PIETERMARITZBURG – Auditor-General (AG) Terence Nombembe has encouraged the KwaZulu-Natal leadership to continue their efforts in the province of improving its audit outcomes to achieve the ideal of clean audit reports in future. It is noteworthy that a proactive energy prevails in the province to support and set the right tone for non-performing municipalities under the leadership of the premier.
Announcing the 2009-10 audit results of 60 municipalities and seven municipal entities, Nombembe said leadership involvement was critical in driving improved audit outcomes and this can be seen in the province where the financial statements of 60 municipalities and municipal entities were financially unqualified. Furthermore, the province was able to improve the audit outcomes of 12 municipalities and entities, including reducing the number of disclaimed audit opinions from nine in the previous year to one in 2009-10.

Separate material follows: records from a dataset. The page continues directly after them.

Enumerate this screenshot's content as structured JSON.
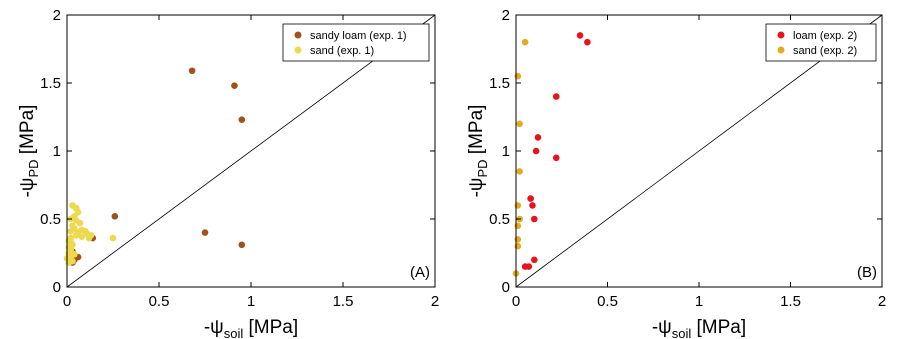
{
  "chart_data": [
    {
      "type": "scatter",
      "panel_label": "(A)",
      "xlabel_prefix": "-ψ",
      "xlabel_sub": "soil",
      "xlabel_unit": " [MPa]",
      "ylabel_prefix": "-ψ",
      "ylabel_sub": "PD",
      "ylabel_unit": " [MPa]",
      "xlim": [
        0,
        2
      ],
      "ylim": [
        0,
        2
      ],
      "xticks": [
        "0",
        "0.5",
        "1",
        "1.5",
        "2"
      ],
      "yticks": [
        "0",
        "0.5",
        "1",
        "1.5",
        "2"
      ],
      "reference_line": "1:1",
      "legend_position": "top-right",
      "grid": false,
      "series": [
        {
          "name": "sandy loam (exp. 1)",
          "color": "#a0521c",
          "points": [
            [
              0.68,
              1.59
            ],
            [
              0.91,
              1.48
            ],
            [
              0.95,
              1.23
            ],
            [
              0.26,
              0.52
            ],
            [
              0.75,
              0.4
            ],
            [
              0.95,
              0.31
            ],
            [
              0.14,
              0.36
            ],
            [
              0.05,
              0.22
            ],
            [
              0.06,
              0.22
            ],
            [
              0.03,
              0.18
            ],
            [
              0.04,
              0.2
            ],
            [
              0.02,
              0.24
            ],
            [
              0.03,
              0.26
            ],
            [
              0.02,
              0.2
            ]
          ]
        },
        {
          "name": "sand (exp. 1)",
          "color": "#ecd94e",
          "points": [
            [
              0.03,
              0.6
            ],
            [
              0.05,
              0.58
            ],
            [
              0.06,
              0.55
            ],
            [
              0.04,
              0.52
            ],
            [
              0.02,
              0.5
            ],
            [
              0.05,
              0.49
            ],
            [
              0.07,
              0.47
            ],
            [
              0.03,
              0.45
            ],
            [
              0.04,
              0.43
            ],
            [
              0.02,
              0.41
            ],
            [
              0.06,
              0.4
            ],
            [
              0.08,
              0.42
            ],
            [
              0.1,
              0.41
            ],
            [
              0.05,
              0.38
            ],
            [
              0.08,
              0.37
            ],
            [
              0.11,
              0.39
            ],
            [
              0.13,
              0.38
            ],
            [
              0.12,
              0.36
            ],
            [
              0.02,
              0.36
            ],
            [
              0.01,
              0.34
            ],
            [
              0.02,
              0.33
            ],
            [
              0.03,
              0.31
            ],
            [
              0.01,
              0.29
            ],
            [
              0.02,
              0.27
            ],
            [
              0.01,
              0.25
            ],
            [
              0.02,
              0.23
            ],
            [
              0.01,
              0.22
            ],
            [
              0.02,
              0.2
            ],
            [
              0.03,
              0.19
            ],
            [
              0.01,
              0.18
            ],
            [
              0.02,
              0.21
            ],
            [
              0.04,
              0.24
            ],
            [
              0.25,
              0.36
            ],
            [
              0.0,
              0.21
            ]
          ]
        }
      ]
    },
    {
      "type": "scatter",
      "panel_label": "(B)",
      "xlabel_prefix": "-ψ",
      "xlabel_sub": "soil",
      "xlabel_unit": " [MPa]",
      "ylabel_prefix": "-ψ",
      "ylabel_sub": "PD",
      "ylabel_unit": " [MPa]",
      "xlim": [
        0,
        2
      ],
      "ylim": [
        0,
        2
      ],
      "xticks": [
        "0",
        "0.5",
        "1",
        "1.5",
        "2"
      ],
      "yticks": [
        "0",
        "0.5",
        "1",
        "1.5",
        "2"
      ],
      "reference_line": "1:1",
      "legend_position": "top-right",
      "grid": false,
      "series": [
        {
          "name": "loam (exp. 2)",
          "color": "#e8141c",
          "points": [
            [
              0.35,
              1.85
            ],
            [
              0.39,
              1.8
            ],
            [
              0.22,
              1.4
            ],
            [
              0.12,
              1.1
            ],
            [
              0.11,
              1.0
            ],
            [
              0.22,
              0.95
            ],
            [
              0.08,
              0.65
            ],
            [
              0.09,
              0.6
            ],
            [
              0.1,
              0.5
            ],
            [
              0.1,
              0.2
            ],
            [
              0.05,
              0.15
            ],
            [
              0.07,
              0.15
            ]
          ]
        },
        {
          "name": "sand (exp. 2)",
          "color": "#e3ad22",
          "points": [
            [
              0.05,
              1.8
            ],
            [
              0.01,
              1.55
            ],
            [
              0.02,
              1.2
            ],
            [
              0.02,
              0.85
            ],
            [
              0.01,
              0.6
            ],
            [
              0.02,
              0.5
            ],
            [
              0.01,
              0.45
            ],
            [
              0.01,
              0.35
            ],
            [
              0.01,
              0.3
            ],
            [
              0.0,
              0.1
            ]
          ]
        }
      ]
    }
  ]
}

In response to the AG, the Premier has committed himself, the MEC for Cooperative Governance and Traditional Affairs and the MEC for Finance to intensify their efforts in monitoring the implementation of action plans aimed at addressing previous years’ audit recommendations. The Premier also undertook to ensure that improved audit outcomes are sustainable by ensuring strict adherence to proper internal controls and compliance with laws and regulations, whilst sharing his concerns relative to municipal supply chain management prescripts and IT governance frameworks and controls.

Audit outcomes

An improvement from disclaimer in 2008-09 to financially unqualified with findings on predetermined objectives and/or compliance with laws and regulations, was achieved by Nkandla, KwaNongoma and Ubuhlebezwe.

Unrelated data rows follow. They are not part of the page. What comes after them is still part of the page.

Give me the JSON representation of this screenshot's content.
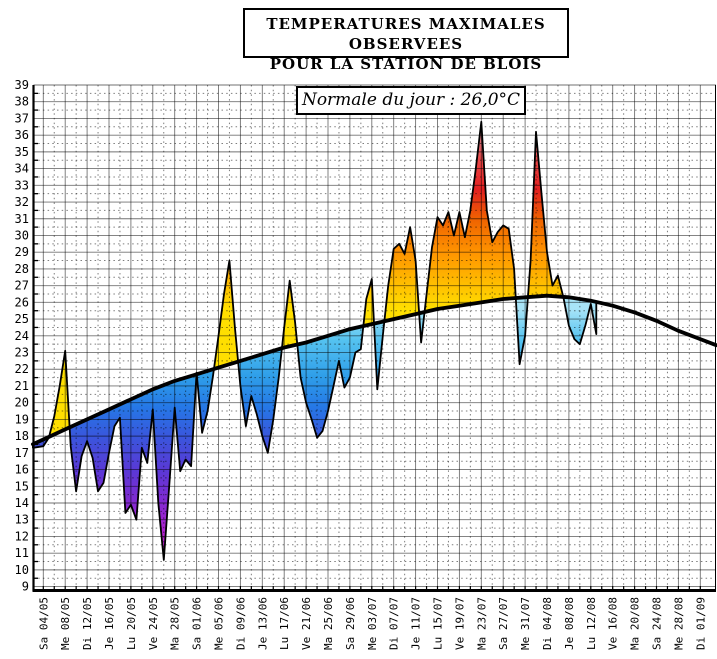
{
  "chart_data": {
    "type": "area",
    "title": "TEMPERATURES MAXIMALES OBSERVEES",
    "subtitle": "POUR LA STATION DE BLOIS",
    "annotation": "Normale du jour : 26,0°C",
    "ylim": [
      9,
      39
    ],
    "y_tick_step": 1,
    "grid": "solid every 1°C / 4 days, dotted every 0.5°C / 2 days",
    "legend_position": "none",
    "x_tick_interval_days": 4,
    "x_tick_labels": [
      "Sa 04/05",
      "Me 08/05",
      "Di 12/05",
      "Je 16/05",
      "Lu 20/05",
      "Ve 24/05",
      "Ma 28/05",
      "Sa 01/06",
      "Me 05/06",
      "Di 09/06",
      "Je 13/06",
      "Lu 17/06",
      "Ve 21/06",
      "Ma 25/06",
      "Sa 29/06",
      "Me 03/07",
      "Di 07/07",
      "Je 11/07",
      "Lu 15/07",
      "Ve 19/07",
      "Ma 23/07",
      "Sa 27/07",
      "Me 31/07",
      "Di 04/08",
      "Je 08/08",
      "Lu 12/08",
      "Ve 16/08",
      "Ma 20/08",
      "Sa 24/08",
      "Me 28/08",
      "Di 01/09"
    ],
    "series": [
      {
        "name": "temperature-maximale-observee",
        "start_date": "04/05",
        "interval_days": 1,
        "values": [
          17.4,
          17.9,
          19.2,
          21.0,
          23.1,
          17.4,
          14.7,
          16.8,
          17.7,
          16.7,
          14.7,
          15.2,
          17.0,
          18.6,
          19.1,
          13.4,
          13.9,
          13.0,
          17.3,
          16.4,
          19.6,
          14.0,
          10.6,
          15.0,
          19.7,
          15.9,
          16.6,
          16.2,
          21.8,
          18.2,
          19.5,
          21.6,
          24.0,
          26.5,
          28.5,
          24.5,
          21.0,
          18.6,
          20.4,
          19.3,
          18.0,
          17.0,
          19.0,
          21.5,
          24.5,
          27.3,
          24.8,
          21.5,
          20.0,
          19.0,
          17.9,
          18.3,
          19.5,
          21.0,
          22.5,
          20.9,
          21.5,
          23.0,
          23.2,
          26.2,
          27.4,
          20.8,
          24.0,
          27.0,
          29.2,
          29.5,
          28.9,
          30.5,
          28.5,
          23.6,
          26.5,
          29.3,
          31.1,
          30.6,
          31.4,
          30.0,
          31.4,
          29.9,
          31.5,
          34.0,
          36.8,
          31.5,
          29.6,
          30.2,
          30.6,
          30.4,
          28.0,
          22.3,
          24.0,
          28.5,
          36.2,
          32.5,
          29.0,
          27.0,
          27.6,
          26.3,
          24.6,
          23.8,
          23.5,
          24.6,
          25.9,
          24.1
        ]
      },
      {
        "name": "normale-du-jour-courbe",
        "start_date": "04/05",
        "interval_days": 4,
        "values": [
          17.8,
          18.4,
          19.0,
          19.6,
          20.2,
          20.8,
          21.3,
          21.7,
          22.1,
          22.5,
          22.9,
          23.3,
          23.6,
          24.0,
          24.4,
          24.7,
          25.0,
          25.3,
          25.6,
          25.8,
          26.0,
          26.2,
          26.3,
          26.4,
          26.3,
          26.1,
          25.8,
          25.4,
          24.9,
          24.3,
          23.8
        ]
      }
    ],
    "colors": {
      "above_normal_gradient_top_to_line": [
        "#f5c0ca",
        "#ef93a0",
        "#e94545",
        "#e32020",
        "#ef6300",
        "#ff9500",
        "#ffbf00",
        "#ffdf00"
      ],
      "below_normal_gradient_line_to_bottom": [
        "#a8e4f8",
        "#55c3f0",
        "#2f9fe9",
        "#2578e6",
        "#3a55dc",
        "#5b38d6",
        "#8629d1",
        "#b81fce",
        "#cc28c8"
      ],
      "normal_curve": "#000000",
      "grid": "#000000",
      "background": "#ffffff"
    }
  }
}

Mfolozi, Nquthu and Ukhahlamba improved from a disclaimer of audit opinion in 2008-09 to a qualified audit opinion.
Six municipalities improved from a qualified audit opinion in 2008-09 to financially unqualified with findings on predetermined objectives and/or compliance with laws and regulations. These are Amajuba District municipality, The Big Five False Bay, Dannhauser, eMadlageni, Emnambithi/Ladysmith and Mpofana.
There was no regression of audit opinions for municipalities from the 2008-09 financial year.

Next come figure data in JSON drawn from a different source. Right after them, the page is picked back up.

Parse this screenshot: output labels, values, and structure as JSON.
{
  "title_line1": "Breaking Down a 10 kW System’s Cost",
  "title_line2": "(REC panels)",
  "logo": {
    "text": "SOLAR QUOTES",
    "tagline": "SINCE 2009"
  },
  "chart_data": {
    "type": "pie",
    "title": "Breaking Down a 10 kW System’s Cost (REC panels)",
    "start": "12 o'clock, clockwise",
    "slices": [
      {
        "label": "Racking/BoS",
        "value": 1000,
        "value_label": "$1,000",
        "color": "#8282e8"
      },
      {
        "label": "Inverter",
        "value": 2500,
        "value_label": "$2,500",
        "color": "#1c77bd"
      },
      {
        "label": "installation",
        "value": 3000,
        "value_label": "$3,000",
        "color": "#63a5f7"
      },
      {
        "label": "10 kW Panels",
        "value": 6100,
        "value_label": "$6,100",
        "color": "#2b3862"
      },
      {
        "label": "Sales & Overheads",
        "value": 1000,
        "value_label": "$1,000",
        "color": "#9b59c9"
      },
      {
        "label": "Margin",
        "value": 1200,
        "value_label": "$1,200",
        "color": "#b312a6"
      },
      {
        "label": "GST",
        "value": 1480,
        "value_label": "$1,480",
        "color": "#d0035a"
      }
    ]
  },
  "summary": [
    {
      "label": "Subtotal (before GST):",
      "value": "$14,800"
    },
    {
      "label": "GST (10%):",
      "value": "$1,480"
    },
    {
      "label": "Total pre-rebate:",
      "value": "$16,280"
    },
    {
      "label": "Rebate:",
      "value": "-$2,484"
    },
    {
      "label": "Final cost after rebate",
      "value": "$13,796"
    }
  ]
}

With regard to compliance with laws and regulations, the AG’s report highlighted the significant increase in the amounts of irregular, unauthorised and fruitless and wasteful expenditure as a concern. Irregular expenditure primarily related to instances of non-adherence to the municipal supply chain management process.
Significant general control weaknesses were also reported in almost all instances where information systems controls were tested. Municipalities, in general, did not achieve significant progress in addressing the 2008-09 findings. This is attributed to lack of IT governance frameworks, user access controls, security control and capacity to manage their financial and performance information.

Service delivery findings

Reporting on service delivery is an area with which most municipalities in the province are struggling, primarily due to inadequate allocation of dedicated human resources to manage this function. There is limited alignment of service delivery priorities to the performance agreements of senior management and staff, which in turn limits the ability of leadership at provincial and municipal level to monitor the status of service delivery objectively and transparently.
“The few municipalities that have adopted these disciplines have consistently recorded successes in the reporting and auditing of this area. It is our belief that such breakthroughs can also be achieved by the greater number of municipalities in the province if they can learn from and adopt the practices of the few successful ones. From our side we will continue to make ourselves available and provide timely and concise audit recommendations to support leadership in their efforts to boost their key internal controls and systems,” says Nombembe.